Winning the game ten minutes at a time has been the theme for the season. Gibson will run ten minute drills in practice where she places ten minutes on the clock and scrimmages. The term has been coined, “win the ten,” and is based off of last season’s early deficits where the team often found itself trailing ten minutes into the game.

“There are so many significant ten minute marks in the game,” Gibson said. “Don’t make it a 90-minute game, make it a ten-minute game.”

The team has come together not only on the field but off as well. What once was a losing team with countless different cliques is now a team that has rediscovered its winning ways and with it, a sense of family.

“It was really cliquey last year, so you don’t have full team chemistry” Kaumeyer said. “This year, everybody is all together and we have fun.”

Part of being a family is being there for one another. That is exactly what the team did when freshmen Jazmin Lopez underwent surgery. When Lopez awoke, her teammates were waiting.

“We all friends on and off the field,” Kaumeyer said. “That incorporates to success on the field.”

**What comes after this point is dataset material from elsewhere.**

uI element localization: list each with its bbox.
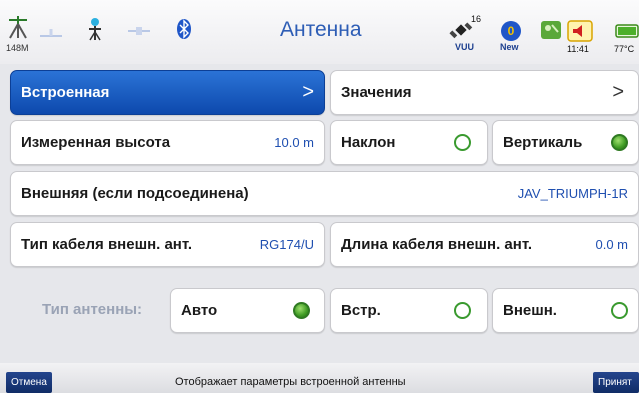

“Because it is family.” Musto added. “If that was us, we would want the same thing, you know?”

To go along with this almost 180 degree turn, Gibson will have most of these players for the coming seasons.

With twenty players in their freshman and sophomore seasons and just two seniors, Gibson is excited for the future of ISU soccer.

“We are not at the top of the conference, which is not where we want to be,” Kaumeyer said. “We can’t relax, we have not secured our position in the tournament, which means we still have a lot of work to do.”

But with the youth of this team, Gibson says they are close.

“2017-2018, I think we are really going to be a force to be reckoned with,” Gibson said. “I think it is safe to say, we will be the team to beat in the Big Sky.”